What is "diversity sensitive" pedagogy?

Language acquisition in early years is not an isolated process but ties into a holistic process of the child’s individual development. When a child acquires a first language or second language, it is not only a linguistic issue but influences and alters a child’s sense of self. The reason for this lies in the fact that language is one of the main means of self-expression. For a child to acquire general language skills is a milestone in her overall development and exhilarates many other processes in the development. In the developmental area of the self, language is the most obvious means for communication and social interaction. For the child, it is necessary to develop language in order to bring her internal view of the world to the outside and express this view. As a result of this ability to express the self and personal views, acquiring language empowers the child to a large extent. It provides a tool to connect the mind to the outside world. The child is now able to actively engage in social interaction and manifest a sense of self. Language enables the child to gain self-confidence, self-awareness, autonomy and independence through the ability to verbalise needs, wishes, boundaries, preferences, dislikes and anything that determines the self.
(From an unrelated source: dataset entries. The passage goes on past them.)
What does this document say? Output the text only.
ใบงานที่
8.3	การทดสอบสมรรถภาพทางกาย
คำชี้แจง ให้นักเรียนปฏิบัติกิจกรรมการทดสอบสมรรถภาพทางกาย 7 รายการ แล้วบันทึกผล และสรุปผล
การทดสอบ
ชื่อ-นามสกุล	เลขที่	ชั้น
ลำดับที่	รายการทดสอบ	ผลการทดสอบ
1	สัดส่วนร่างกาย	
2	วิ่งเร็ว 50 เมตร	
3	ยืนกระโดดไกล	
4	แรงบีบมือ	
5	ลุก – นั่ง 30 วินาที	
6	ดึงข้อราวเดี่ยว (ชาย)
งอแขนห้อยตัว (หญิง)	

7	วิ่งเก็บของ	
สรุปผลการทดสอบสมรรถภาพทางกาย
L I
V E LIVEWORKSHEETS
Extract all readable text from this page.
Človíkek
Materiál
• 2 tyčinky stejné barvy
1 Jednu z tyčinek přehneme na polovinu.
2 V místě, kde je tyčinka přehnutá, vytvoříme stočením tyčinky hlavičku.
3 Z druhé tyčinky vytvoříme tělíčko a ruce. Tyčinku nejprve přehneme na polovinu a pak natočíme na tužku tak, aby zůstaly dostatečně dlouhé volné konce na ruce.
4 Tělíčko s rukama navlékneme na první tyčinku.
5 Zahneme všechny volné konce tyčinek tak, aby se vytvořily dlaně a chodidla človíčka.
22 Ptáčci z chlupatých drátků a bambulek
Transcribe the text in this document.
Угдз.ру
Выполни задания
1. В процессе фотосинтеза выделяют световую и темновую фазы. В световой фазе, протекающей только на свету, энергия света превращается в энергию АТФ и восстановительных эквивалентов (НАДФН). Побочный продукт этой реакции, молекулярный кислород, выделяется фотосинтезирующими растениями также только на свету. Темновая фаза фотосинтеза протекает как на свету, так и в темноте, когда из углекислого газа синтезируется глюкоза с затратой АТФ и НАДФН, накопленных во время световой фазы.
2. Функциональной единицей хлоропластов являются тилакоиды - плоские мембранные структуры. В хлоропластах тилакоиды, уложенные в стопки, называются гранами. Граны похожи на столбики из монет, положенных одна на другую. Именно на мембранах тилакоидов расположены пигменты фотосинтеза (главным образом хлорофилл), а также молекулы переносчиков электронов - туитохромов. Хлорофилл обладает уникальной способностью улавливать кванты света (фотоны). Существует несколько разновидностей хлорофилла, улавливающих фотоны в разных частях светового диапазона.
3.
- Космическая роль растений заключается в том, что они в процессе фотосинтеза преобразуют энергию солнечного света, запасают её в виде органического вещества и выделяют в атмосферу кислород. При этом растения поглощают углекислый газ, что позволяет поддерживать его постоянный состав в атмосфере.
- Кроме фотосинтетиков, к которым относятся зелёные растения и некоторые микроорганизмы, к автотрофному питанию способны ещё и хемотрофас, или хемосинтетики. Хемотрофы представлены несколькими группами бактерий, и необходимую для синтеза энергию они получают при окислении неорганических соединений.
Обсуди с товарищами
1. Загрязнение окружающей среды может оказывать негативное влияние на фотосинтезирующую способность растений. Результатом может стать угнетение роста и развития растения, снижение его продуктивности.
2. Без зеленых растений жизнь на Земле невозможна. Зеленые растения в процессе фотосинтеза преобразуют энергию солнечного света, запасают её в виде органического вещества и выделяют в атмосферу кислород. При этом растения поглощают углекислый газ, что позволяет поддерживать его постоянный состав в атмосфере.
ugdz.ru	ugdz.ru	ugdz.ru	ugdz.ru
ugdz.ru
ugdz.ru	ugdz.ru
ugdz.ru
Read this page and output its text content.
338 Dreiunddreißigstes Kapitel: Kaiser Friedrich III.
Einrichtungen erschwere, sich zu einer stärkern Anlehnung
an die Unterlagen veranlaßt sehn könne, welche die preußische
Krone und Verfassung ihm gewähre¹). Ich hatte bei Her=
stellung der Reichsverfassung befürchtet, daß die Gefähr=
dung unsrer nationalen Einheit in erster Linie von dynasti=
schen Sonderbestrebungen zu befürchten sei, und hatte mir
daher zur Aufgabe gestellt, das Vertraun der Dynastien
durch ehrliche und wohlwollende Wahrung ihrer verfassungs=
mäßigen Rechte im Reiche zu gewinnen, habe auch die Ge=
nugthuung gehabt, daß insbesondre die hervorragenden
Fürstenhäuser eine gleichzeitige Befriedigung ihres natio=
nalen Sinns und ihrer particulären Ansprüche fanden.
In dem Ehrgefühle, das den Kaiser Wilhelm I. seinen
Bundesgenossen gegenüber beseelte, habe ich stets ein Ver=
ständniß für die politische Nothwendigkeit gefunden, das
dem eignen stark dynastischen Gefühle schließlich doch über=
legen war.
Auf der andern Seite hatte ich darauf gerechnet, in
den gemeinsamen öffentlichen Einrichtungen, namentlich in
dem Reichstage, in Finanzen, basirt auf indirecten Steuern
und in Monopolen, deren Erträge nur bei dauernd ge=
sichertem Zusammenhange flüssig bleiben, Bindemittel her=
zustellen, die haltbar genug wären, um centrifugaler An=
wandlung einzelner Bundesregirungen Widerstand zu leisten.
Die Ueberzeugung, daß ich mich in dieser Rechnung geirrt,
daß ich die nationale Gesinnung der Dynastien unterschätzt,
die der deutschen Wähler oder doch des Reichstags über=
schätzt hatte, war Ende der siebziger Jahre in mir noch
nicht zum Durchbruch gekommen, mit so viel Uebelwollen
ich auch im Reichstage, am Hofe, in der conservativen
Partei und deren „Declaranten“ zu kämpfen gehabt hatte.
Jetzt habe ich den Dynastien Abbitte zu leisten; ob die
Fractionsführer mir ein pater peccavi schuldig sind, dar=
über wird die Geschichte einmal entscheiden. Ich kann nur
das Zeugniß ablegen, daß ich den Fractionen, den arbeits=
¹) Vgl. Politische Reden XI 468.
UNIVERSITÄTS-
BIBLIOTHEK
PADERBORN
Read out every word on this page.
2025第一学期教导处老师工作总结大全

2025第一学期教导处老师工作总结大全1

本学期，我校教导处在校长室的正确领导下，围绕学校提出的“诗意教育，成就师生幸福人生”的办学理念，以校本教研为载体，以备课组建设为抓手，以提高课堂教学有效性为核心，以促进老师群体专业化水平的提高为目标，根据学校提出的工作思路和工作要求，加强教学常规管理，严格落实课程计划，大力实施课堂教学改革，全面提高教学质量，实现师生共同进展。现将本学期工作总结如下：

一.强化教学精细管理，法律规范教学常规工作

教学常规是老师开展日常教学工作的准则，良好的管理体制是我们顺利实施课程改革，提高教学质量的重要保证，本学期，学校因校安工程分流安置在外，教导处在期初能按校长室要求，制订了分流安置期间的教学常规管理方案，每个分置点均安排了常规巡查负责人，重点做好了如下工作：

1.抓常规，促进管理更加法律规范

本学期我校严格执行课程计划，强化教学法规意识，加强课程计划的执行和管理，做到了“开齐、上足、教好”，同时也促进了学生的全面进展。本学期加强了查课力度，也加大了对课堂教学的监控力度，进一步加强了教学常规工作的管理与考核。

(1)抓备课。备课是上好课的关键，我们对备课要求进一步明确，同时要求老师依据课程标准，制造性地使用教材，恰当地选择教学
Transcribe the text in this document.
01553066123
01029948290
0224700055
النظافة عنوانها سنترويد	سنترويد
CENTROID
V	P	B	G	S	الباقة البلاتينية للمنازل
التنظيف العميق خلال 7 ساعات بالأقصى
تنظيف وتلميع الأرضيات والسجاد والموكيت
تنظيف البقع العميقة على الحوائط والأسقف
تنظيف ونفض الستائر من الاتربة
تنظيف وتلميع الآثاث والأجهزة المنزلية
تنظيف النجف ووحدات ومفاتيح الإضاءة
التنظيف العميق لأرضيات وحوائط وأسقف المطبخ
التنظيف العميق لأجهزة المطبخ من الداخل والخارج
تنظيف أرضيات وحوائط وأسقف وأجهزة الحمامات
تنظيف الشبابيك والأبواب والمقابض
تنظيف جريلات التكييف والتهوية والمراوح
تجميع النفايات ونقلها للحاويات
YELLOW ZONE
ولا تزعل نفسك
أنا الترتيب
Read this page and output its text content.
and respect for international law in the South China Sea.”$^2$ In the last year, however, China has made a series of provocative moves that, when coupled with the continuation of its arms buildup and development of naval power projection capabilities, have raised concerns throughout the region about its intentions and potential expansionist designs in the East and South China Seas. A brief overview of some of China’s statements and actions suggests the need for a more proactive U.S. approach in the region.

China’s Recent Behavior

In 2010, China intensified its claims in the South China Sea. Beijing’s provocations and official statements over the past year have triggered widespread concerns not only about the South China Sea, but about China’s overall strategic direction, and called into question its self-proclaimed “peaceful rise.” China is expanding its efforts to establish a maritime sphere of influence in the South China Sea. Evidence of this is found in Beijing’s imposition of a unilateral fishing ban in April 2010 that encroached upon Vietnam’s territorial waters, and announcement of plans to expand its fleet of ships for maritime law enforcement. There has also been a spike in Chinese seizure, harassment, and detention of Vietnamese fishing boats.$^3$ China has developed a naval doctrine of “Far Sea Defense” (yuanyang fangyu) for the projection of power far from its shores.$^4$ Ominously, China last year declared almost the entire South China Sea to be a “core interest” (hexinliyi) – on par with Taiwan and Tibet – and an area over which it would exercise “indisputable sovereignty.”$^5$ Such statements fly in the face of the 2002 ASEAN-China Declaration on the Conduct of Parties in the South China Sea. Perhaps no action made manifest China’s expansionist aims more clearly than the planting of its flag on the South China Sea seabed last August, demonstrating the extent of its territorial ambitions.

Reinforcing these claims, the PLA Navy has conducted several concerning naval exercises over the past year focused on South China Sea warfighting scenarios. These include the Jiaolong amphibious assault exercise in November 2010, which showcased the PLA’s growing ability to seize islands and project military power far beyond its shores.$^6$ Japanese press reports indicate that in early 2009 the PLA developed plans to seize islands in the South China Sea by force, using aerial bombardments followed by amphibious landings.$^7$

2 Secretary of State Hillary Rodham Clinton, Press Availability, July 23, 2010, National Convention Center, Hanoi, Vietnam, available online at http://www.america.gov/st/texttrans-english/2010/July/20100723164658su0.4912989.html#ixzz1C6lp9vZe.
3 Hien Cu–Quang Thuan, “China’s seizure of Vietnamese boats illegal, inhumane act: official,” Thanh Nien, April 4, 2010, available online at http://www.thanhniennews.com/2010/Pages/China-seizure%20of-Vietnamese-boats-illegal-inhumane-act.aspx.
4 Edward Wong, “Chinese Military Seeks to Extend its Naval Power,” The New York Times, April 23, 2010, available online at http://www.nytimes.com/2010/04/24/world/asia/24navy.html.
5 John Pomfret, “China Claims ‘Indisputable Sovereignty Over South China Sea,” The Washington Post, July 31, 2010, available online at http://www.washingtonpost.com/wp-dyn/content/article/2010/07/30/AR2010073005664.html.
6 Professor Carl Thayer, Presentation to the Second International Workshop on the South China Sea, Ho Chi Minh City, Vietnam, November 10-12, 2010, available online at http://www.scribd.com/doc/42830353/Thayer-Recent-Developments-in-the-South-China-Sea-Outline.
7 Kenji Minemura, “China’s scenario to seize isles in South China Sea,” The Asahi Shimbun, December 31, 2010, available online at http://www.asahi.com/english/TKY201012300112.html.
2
The child’s identity is largely shaped by experiences she has encountered in her life as well as her verbalised sense of self. The child is then able to determine her very personal and unique sense of self and express it through language. As seen in the example of Fola and her story, the different languages she speaks serve different functions for her and come together as a kaleidoscopic picture. Because Fola’s story is unique to her, some children or other people might not be able to relate to her. This inability to relate and have things in common could lead to defensive or discriminating attitudes towards her and her family. Empowering Fola to feel comfortable with who she is, which languages she speaks, how she speaks or how she identifies herself and using her language to express these views is important for her development in a diverse setting.